A 21-year-old AA male with known history of infrequent relapses of steroid resistant NS since the age of 3 yrs. At the age 18 years, he started having frequent relapses (9 events per year) and a repeat renal biopsy showed FSGS with 40% tubular atrophy and scarring. Relapses were characterized by precipitous events of heavy proteinuria (10-20 gm/day), severe hypoalbuminemia (< 1 gm /dL), and a peripheral circulatory failure. The latter was complicated by cerebral hypoperfusion with a syncope and atrial fibrillation. He was not responsive to Mycophenolate Mofetil and Rituximab. There was an interval event of COVID-19 infection that warranted monoclonal antibody. Patient was reluctant to undergo a proposed medical and surgical nephrectomy. Given a concurrent severe hypoalbuminemia and hypogammaglobinemia, an empirical treatment with a sequential IVIG was commenced. Consequently, frequency and severity of relapses had reduced for the past 10 months with no subsequent ICU admissions.

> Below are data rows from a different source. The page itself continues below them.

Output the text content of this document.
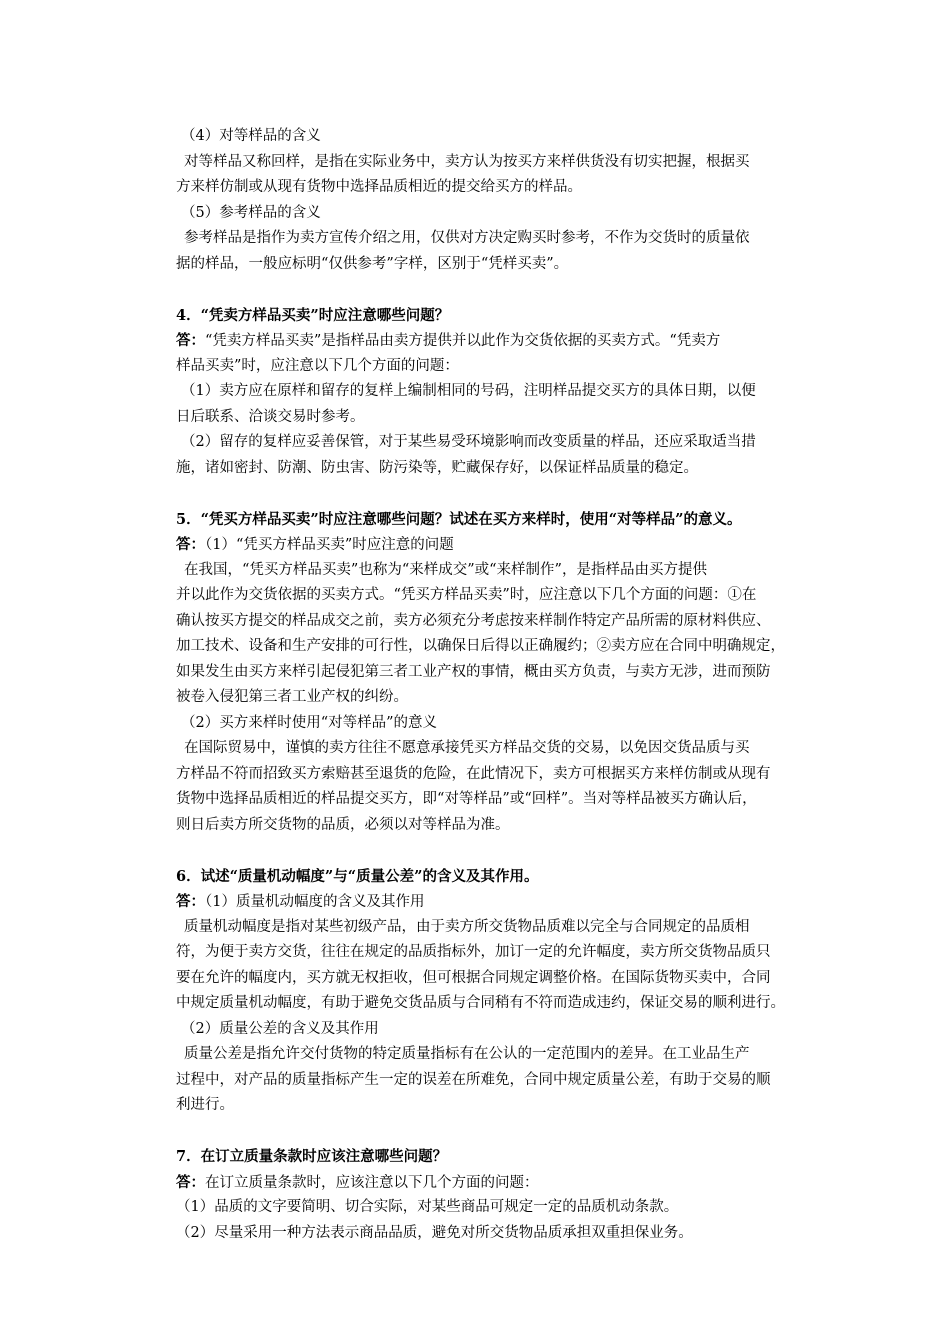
（4）对等样品的含义
对等样品又称回样，是指在实际业务中，卖方认为按买方来样供货没有切实把握，根据买
方来样仿制或从现有货物中选择品质相近的提交给买方的样品。
（5）参考样品的含义
参考样品是指作为卖方宣传介绍之用，仅供对方决定购买时参考，不作为交货时的质量依
据的样品，一般应标明“仅供参考”字样，区别于“凭样买卖”。
4．“凭卖方样品买卖”时应注意哪些问题？
答：“凭卖方样品买卖”是指样品由卖方提供并以此作为交货依据的买卖方式。“凭卖方
样品买卖”时，应注意以下几个方面的问题：
（1）卖方应在原样和留存的复样上编制相同的号码，注明样品提交买方的具体日期，以便
日后联系、洽谈交易时参考。
（2）留存的复样应妥善保管，对于某些易受环境影响而改变质量的样品，还应采取适当措
施，诸如密封、防潮、防虫害、防污染等，贮藏保存好，以保证样品质量的稳定。
5．“凭买方样品买卖”时应注意哪些问题？试述在买方来样时，使用“对等样品”的意义。
答：（1）“凭买方样品买卖”时应注意的问题
在我国，“凭买方样品买卖”也称为“来样成交”或“来样制作”，是指样品由买方提供
并以此作为交货依据的买卖方式。“凭买方样品买卖”时，应注意以下几个方面的问题：①在
确认按买方提交的样品成交之前，卖方必须充分考虑按来样制作特定产品所需的原材料供应、
加工技术、设备和生产安排的可行性，以确保日后得以正确履约；②卖方应在合同中明确规定，
如果发生由买方来样引起侵犯第三者工业产权的事情，概由买方负责，与卖方无涉，进而预防
被卷入侵犯第三者工业产权的纠纷。
（2）买方来样时使用“对等样品”的意义
在国际贸易中，谨慎的卖方往往不愿意承接凭买方样品交货的交易，以免因交货品质与买
方样品不符而招致买方索赔甚至退货的危险，在此情况下，卖方可根据买方来样仿制或从现有
货物中选择品质相近的样品提交买方，即“对等样品”或“回样”。当对等样品被买方确认后，
则日后卖方所交货物的品质，必须以对等样品为准。
6．试述“质量机动幅度”与“质量公差”的含义及其作用。
答：（1）质量机动幅度的含义及其作用
质量机动幅度是指对某些初级产品，由于卖方所交货物品质难以完全与合同规定的品质相
符，为便于卖方交货，往往在规定的品质指标外，加订一定的允许幅度，卖方所交货物品质只
要在允许的幅度内，买方就无权拒收，但可根据合同规定调整价格。在国际货物买卖中，合同
中规定质量机动幅度，有助于避免交货品质与合同稍有不符而造成违约，保证交易的顺利进行。
（2）质量公差的含义及其作用
质量公差是指允许交付货物的特定质量指标有在公认的一定范围内的差异。在工业品生产
过程中，对产品的质量指标产生一定的误差在所难免，合同中规定质量公差，有助于交易的顺
利进行。
7．在订立质量条款时应该注意哪些问题？
答：在订立质量条款时，应该注意以下几个方面的问题：
（1）品质的文字要简明、切合实际，对某些商品可规定一定的品质机动条款。
（2）尽量采用一种方法表示商品品质，避免对所交货物品质承担双重担保业务。
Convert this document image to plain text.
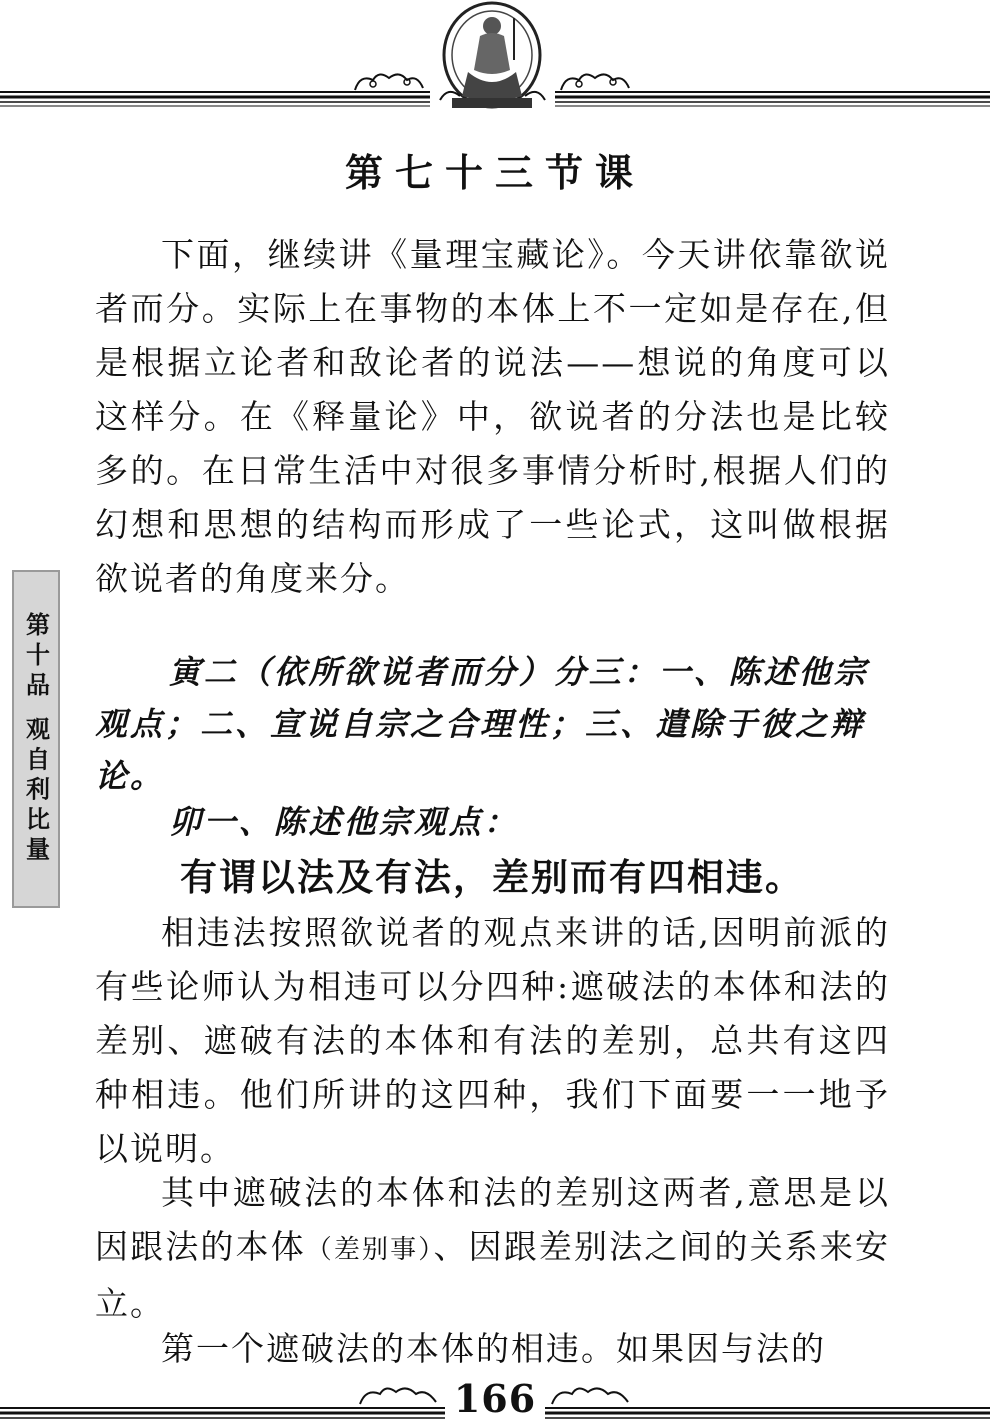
第七十三节课

下面，继续讲《量理宝藏论》。今天讲依靠欲说者而分。实际上在事物的本体上不一定如是存在,但是根据立论者和敌论者的说法——想说的角度可以这样分。在《释量论》中，欲说者的分法也是比较多的。在日常生活中对很多事情分析时,根据人们的幻想和思想的结构而形成了一些论式，这叫做根据欲说者的角度来分。

寅二（依所欲说者而分）分三：一、陈述他宗观点；二、宣说自宗之合理性；三、遣除于彼之辩论。

卯一、陈述他宗观点：

有谓以法及有法，差别而有四相违。

相违法按照欲说者的观点来讲的话,因明前派的有些论师认为相违可以分四种:遮破法的本体和法的差别、遮破有法的本体和有法的差别，总共有这四种相违。他们所讲的这四种，我们下面要一一地予以说明。

其中遮破法的本体和法的差别这两者,意思是以因跟法的本体（差别事）、因跟差别法之间的关系来安立。

第一个遮破法的本体的相违。如果因与法的

第十品 观自利比量
166
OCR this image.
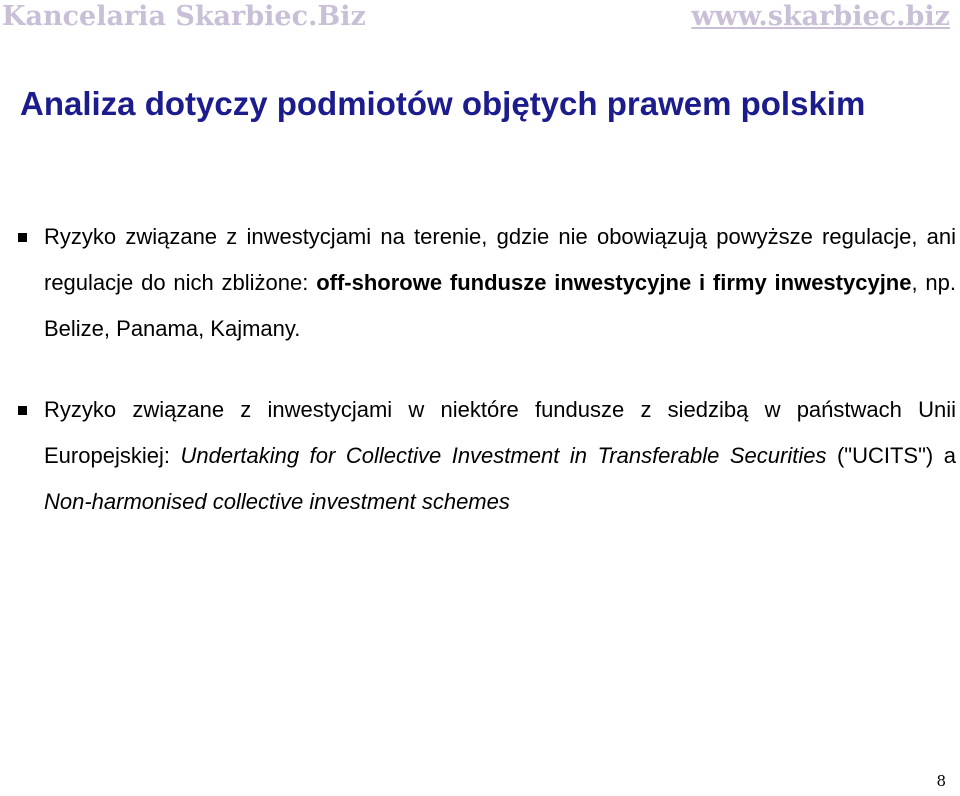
Kancelaria Skarbiec.Biz	www.skarbiec.biz
Analiza dotyczy podmiotów objętych prawem polskim
Ryzyko związane z inwestycjami na terenie, gdzie nie obowiązują powyższe regulacje, ani regulacje do nich zbliżone: off-shorowe fundusze inwestycyjne i firmy inwestycyjne, np. Belize, Panama, Kajmany.
Ryzyko związane z inwestycjami w niektóre fundusze z siedzibą w państwach Unii Europejskiej: Undertaking for Collective Investment in Transferable Securities ("UCITS") a Non-harmonised collective investment schemes
8
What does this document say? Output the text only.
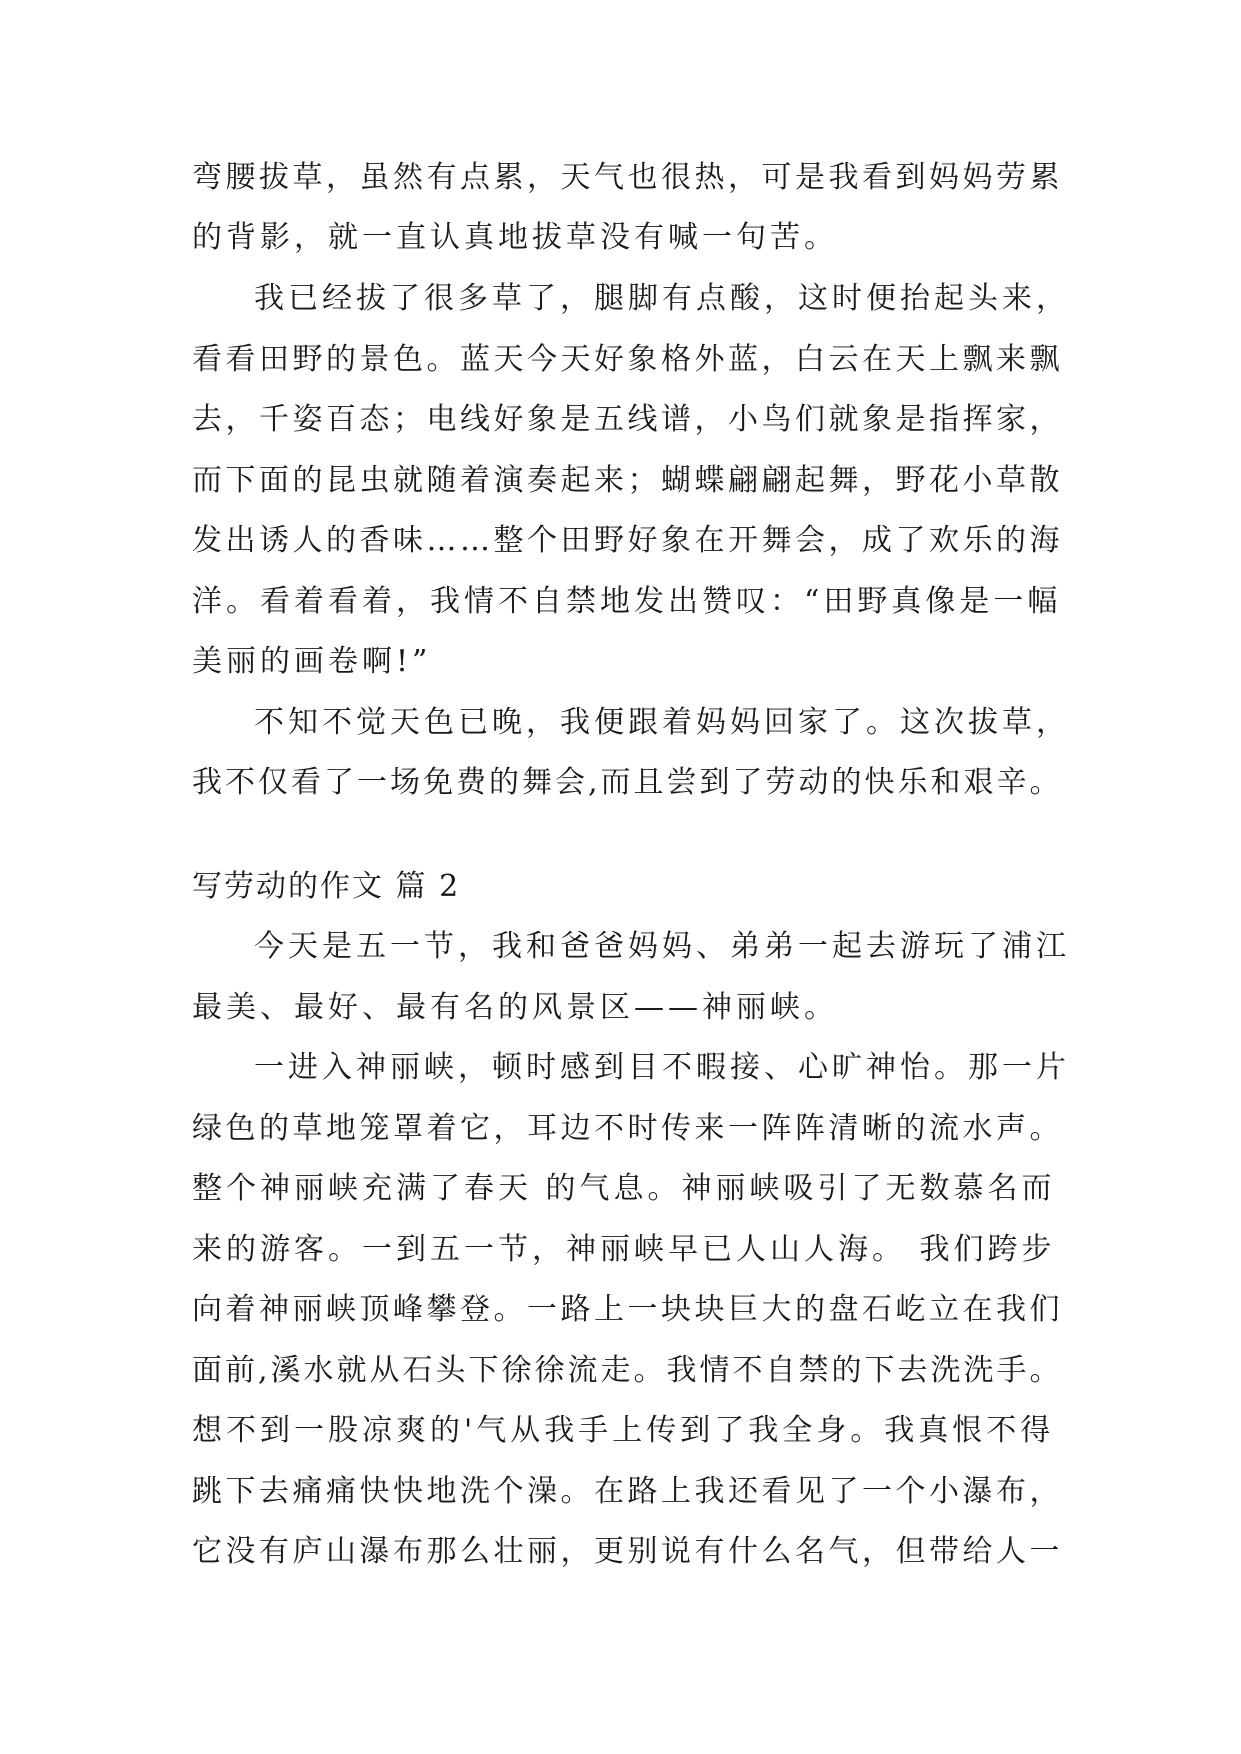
弯腰拔草，虽然有点累，天气也很热，可是我看到妈妈劳累
的背影，就一直认真地拔草没有喊一句苦。
我已经拔了很多草了，腿脚有点酸，这时便抬起头来，
看看田野的景色。蓝天今天好象格外蓝，白云在天上飘来飘
去，千姿百态；电线好象是五线谱，小鸟们就象是指挥家，
而下面的昆虫就随着演奏起来；蝴蝶翩翩起舞，野花小草散
发出诱人的香味……整个田野好象在开舞会，成了欢乐的海
洋。看着看着，我情不自禁地发出赞叹：“田野真像是一幅
美丽的画卷啊!”
不知不觉天色已晚，我便跟着妈妈回家了。这次拔草，
我不仅看了一场免费的舞会,而且尝到了劳动的快乐和艰辛。
写劳动的作文 篇 2
今天是五一节，我和爸爸妈妈、弟弟一起去游玩了浦江
最美、最好、最有名的风景区——神丽峡。
一进入神丽峡，顿时感到目不暇接、心旷神怡。那一片
绿色的草地笼罩着它，耳边不时传来一阵阵清晰的流水声。
整个神丽峡充满了春天 的气息。神丽峡吸引了无数慕名而
来的游客。一到五一节，神丽峡早已人山人海。 我们跨步
向着神丽峡顶峰攀登。一路上一块块巨大的盘石屹立在我们
面前,溪水就从石头下徐徐流走。我情不自禁的下去洗洗手。
想不到一股凉爽的'气从我手上传到了我全身。我真恨不得
跳下去痛痛快快地洗个澡。在路上我还看见了一个小瀑布，
它没有庐山瀑布那么壮丽，更别说有什么名气，但带给人一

His serum creatinine has always been normal (0.4-0.7 mg/dl). Genetic studies showed heterozygous APOL1 haplotypes of G1 and G2 variants.

Discussion

We present a rare case of life-threatening episodes of severe NS relapses in a patient with FSGS and G1/G2 APOL1 gene mutation who had a superimposed COVID-19 infection that responded to serial doses of IVIG therapy. We believe the beneficial effect of IVIG might be related to an increase in intravascular oncotic pressure and immunologic effects. IVIG therapy may be considered in patients with staroid resistant NS that failed to respond to conventional immunosuppressive modalities.